The distinction between living in the world as opposed to being of the world seems like splitting hairs as a practical matter. I understand the philosophical or theological difference may be important to a religious individual. For example I view Christianity as a pacifist philosophy. Theologians may be able to get around that with mental gymnastics but if pacifism was taken as the default Christian dogma it would be a problem for me. There may not be any good wars but I can't say that there are no necessary wars. This attitude of pacifism extends beyond warfare and is my major concern with the concept of living in the world.
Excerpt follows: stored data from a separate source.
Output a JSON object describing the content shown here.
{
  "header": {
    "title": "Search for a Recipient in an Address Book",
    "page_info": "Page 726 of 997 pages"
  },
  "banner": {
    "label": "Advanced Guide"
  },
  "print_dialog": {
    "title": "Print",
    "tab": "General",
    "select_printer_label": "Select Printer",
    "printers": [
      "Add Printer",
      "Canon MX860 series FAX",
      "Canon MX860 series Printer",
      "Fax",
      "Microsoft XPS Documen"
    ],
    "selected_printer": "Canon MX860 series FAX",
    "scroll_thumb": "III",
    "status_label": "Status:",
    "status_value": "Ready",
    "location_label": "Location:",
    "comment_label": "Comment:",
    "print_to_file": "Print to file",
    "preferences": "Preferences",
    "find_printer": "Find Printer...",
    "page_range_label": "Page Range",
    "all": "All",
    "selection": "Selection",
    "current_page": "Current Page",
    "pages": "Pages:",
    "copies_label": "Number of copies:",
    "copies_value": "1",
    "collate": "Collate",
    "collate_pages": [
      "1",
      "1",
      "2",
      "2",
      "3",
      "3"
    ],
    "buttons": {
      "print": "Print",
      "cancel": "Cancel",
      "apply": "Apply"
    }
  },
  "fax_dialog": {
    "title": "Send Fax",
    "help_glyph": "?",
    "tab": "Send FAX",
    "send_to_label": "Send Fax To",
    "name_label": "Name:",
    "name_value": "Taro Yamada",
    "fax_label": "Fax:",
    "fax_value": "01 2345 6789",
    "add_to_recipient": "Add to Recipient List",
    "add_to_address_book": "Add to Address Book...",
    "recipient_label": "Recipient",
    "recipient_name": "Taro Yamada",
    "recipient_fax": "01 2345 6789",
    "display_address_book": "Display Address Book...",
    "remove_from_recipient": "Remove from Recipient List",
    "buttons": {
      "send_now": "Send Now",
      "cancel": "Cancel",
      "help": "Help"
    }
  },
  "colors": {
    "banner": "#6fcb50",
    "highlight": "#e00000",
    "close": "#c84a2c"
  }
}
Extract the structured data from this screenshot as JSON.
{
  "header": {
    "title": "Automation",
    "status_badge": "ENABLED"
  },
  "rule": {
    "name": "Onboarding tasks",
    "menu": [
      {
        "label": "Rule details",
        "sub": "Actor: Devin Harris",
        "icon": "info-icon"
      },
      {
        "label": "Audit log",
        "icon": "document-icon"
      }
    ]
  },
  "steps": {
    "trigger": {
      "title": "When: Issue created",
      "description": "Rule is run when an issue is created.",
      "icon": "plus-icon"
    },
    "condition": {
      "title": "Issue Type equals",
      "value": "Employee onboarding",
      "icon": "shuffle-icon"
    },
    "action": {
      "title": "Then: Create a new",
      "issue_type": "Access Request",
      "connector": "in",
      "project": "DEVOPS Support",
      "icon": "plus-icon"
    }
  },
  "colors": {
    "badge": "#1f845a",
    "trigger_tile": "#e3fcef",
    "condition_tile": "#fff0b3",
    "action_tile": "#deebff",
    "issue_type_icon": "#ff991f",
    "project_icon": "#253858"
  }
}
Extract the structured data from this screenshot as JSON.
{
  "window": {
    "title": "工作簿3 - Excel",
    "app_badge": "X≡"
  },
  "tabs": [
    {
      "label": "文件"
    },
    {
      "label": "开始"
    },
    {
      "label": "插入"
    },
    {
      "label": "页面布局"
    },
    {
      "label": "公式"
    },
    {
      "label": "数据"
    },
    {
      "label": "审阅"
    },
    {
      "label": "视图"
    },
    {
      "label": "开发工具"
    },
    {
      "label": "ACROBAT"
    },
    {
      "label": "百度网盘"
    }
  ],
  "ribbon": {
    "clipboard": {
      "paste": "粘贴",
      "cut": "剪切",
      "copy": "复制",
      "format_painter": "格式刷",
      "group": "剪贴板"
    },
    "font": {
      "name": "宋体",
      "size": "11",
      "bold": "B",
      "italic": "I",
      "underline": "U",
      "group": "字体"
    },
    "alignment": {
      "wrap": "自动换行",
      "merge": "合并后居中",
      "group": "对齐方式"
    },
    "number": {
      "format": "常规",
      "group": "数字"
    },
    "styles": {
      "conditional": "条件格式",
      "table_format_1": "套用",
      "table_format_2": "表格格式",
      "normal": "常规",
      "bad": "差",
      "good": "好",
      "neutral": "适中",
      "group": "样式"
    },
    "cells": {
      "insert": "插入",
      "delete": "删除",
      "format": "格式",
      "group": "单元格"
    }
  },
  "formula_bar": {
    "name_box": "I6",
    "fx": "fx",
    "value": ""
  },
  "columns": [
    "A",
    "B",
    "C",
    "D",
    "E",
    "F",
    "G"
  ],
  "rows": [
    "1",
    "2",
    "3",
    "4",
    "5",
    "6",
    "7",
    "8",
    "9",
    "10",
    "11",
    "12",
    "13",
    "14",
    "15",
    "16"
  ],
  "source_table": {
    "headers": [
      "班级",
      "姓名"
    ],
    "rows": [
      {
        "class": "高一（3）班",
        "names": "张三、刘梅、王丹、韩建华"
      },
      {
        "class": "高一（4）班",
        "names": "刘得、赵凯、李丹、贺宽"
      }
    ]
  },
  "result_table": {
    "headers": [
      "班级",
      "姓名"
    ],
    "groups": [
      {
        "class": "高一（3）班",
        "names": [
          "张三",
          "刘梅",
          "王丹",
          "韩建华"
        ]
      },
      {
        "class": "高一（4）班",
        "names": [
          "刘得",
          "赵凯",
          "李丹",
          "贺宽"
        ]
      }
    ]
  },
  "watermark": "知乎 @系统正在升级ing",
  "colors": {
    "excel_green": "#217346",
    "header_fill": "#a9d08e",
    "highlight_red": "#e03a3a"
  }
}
The question is how much good is neglected when the focus is on the afterlife.

@wolfhnd

Let's go ahead and finish the one exchange: I'm not religious (though I have a very high regard for the way religious culture binds peoples together), I don't consider you to be hostile, and while I often get irritated with people who are more hostile than I think to be reasonable, I mostly understand.

So, the thing that looks good to me about the idea of distributism, and living in as opposed to of, is the ability to walk away from whatever the dominant cult is attempting to impose. I don't interpret Christianity as pacifist, but... take the turn the other cheek thing. To me that reads, when a "master" gives you a backhand, stand there and challenge him to throw an actual punch. Maybe you don't go to war over it, but you challenge the authority to escalate to the point of absurdity.

The reason I see it that way is the consistent way Jesus submitted himself before the humble but stood defiantly against authorities. I can see it both ways, but I just don't see people writing books about the pacifist version.